Barrington M. Salmon | 5/22/2013, 10:30 p.m.
Dr. Johnnetta Cole embraces Sheila E. on May 16 at the Smithsonian Museum of African Art in Northwest. Photo by Khalid Naji-Allah

Sheila E's life is a blur, she said, with tours, tour dates, an upcoming album, autobiography – and a movie in the works.

One of the few indications that she's slowing down, she joked, can be found in some of the selections on her upcoming album which have a slower tempo than her usual musical fare.

The acclaimed drummer, singer and percussionist spoke of her continued excitement at doing what she loves but noted the price she's paid.

"I'm 56 this year and it does take a toll. I've had procedures done on my arm, elbow and wrist. But I love what I do and when I go on stage, I get crazy," she said with a laugh.

Born Sheila Escovedo in Oakland, Calif., Sheila E was in town May 16 to perform at a tribute concert celebrating the life of the late Chuck Brown, the Godfather of Go-Go. She recalled meeting Brown years ago, said she was a huge admirer, but added that she'd never gotten a chance to play with him.

"I'm a fan of his and his great music," she said. "It will be high-energy even though I didn't bring my full band with me tonight."

Sheila E stopped by the Smithsonian Museum of African Art Thursday afternoon to spend some time with youngsters from Studio Africa, an educational program offered by the museum to teach the next generation about African history, culture and art. The Farafina Kan Youth Troupe performed for her and she treated the crowd of several dozen drawn to the alcove of the museum to a brief flurry of drumming with the young men.

She took off her rings, watch and bracelet as she was invited to play with the drummers and they gave visitors a high-powered and energetic musical performance.
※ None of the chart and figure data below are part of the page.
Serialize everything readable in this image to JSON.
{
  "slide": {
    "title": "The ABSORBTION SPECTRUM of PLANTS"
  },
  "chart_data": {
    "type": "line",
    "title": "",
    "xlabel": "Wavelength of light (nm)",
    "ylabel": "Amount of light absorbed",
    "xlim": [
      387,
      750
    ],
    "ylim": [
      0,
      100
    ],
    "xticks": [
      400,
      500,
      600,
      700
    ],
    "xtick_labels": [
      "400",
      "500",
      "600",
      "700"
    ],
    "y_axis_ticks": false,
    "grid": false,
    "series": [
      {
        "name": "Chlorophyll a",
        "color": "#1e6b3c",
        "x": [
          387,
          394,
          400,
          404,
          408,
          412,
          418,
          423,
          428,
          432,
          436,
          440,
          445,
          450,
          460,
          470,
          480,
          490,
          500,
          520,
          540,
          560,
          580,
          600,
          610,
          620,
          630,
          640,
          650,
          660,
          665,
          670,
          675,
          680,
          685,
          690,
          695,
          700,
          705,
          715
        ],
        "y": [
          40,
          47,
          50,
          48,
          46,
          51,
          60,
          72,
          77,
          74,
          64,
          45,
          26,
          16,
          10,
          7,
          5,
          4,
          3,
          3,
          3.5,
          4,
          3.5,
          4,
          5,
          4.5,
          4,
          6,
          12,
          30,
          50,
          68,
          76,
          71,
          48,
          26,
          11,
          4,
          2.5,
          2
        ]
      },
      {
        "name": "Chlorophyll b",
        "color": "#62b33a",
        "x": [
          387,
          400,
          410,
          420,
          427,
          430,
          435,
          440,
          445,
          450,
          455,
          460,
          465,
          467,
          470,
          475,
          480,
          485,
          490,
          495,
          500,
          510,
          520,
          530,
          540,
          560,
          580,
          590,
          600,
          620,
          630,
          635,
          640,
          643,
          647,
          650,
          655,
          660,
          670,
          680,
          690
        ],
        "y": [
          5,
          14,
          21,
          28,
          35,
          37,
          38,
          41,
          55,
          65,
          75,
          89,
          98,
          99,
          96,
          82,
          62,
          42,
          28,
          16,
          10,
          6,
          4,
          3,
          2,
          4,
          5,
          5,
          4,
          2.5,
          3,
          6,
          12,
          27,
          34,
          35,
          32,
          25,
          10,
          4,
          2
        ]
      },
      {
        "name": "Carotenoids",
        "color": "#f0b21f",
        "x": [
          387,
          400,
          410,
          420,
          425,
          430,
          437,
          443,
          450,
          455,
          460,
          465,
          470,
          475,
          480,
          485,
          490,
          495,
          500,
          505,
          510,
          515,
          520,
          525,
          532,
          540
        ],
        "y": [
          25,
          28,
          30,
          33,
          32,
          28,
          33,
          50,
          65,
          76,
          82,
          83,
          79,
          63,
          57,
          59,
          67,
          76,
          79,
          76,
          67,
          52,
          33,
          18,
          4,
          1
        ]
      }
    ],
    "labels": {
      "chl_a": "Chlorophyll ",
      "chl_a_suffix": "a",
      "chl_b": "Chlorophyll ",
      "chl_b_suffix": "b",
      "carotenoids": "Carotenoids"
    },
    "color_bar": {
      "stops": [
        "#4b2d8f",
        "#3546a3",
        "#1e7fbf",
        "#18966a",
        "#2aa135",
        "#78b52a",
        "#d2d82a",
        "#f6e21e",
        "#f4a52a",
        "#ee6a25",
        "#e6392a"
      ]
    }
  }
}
"If I break a nail before tonight!" she warned in mock ire.

Smithsonian Director Johnnetta Cole was effusive.

"No words, no words. Just deep feelings from what we all just experienced," she said, shaking her head. "This is what we here at the museum work so hard to promote. The creativity, the vibrancy, the joy of African and African Diaspora Arts."

Cole's friend Camille Cosby agreed.

"Well first of all, isn't it appropriate to have these wonderful people play and Sheila E join them?" asked Cosby, wife of actor and comedian Bill Cosby and herself a noted philanthropist. "It was wonderful. Wonderful proof of the commonality we share throughout the Diaspora."

Sheila E's demeanor softened more as she talked about young people.

"Youth are very important to me," said Escovedo, daughter of legendary Latin Jazz percussionist Peter Escovedo. "I want to encourage kids. It's never too late. We need to start now, not wait. I want them to play from the heart and know that even in playing, there's no right or wrong way to do anything."

Escovedo, who was sexually abused by a babysitter when she was five, said she wanted to provide a safe haven for children around the country who are discarded or forgotten. She uses music and art as therapy through her own Elevate Hope Foundation, headquartered in California. There, children with a range of challenges learn to express themselves and heal.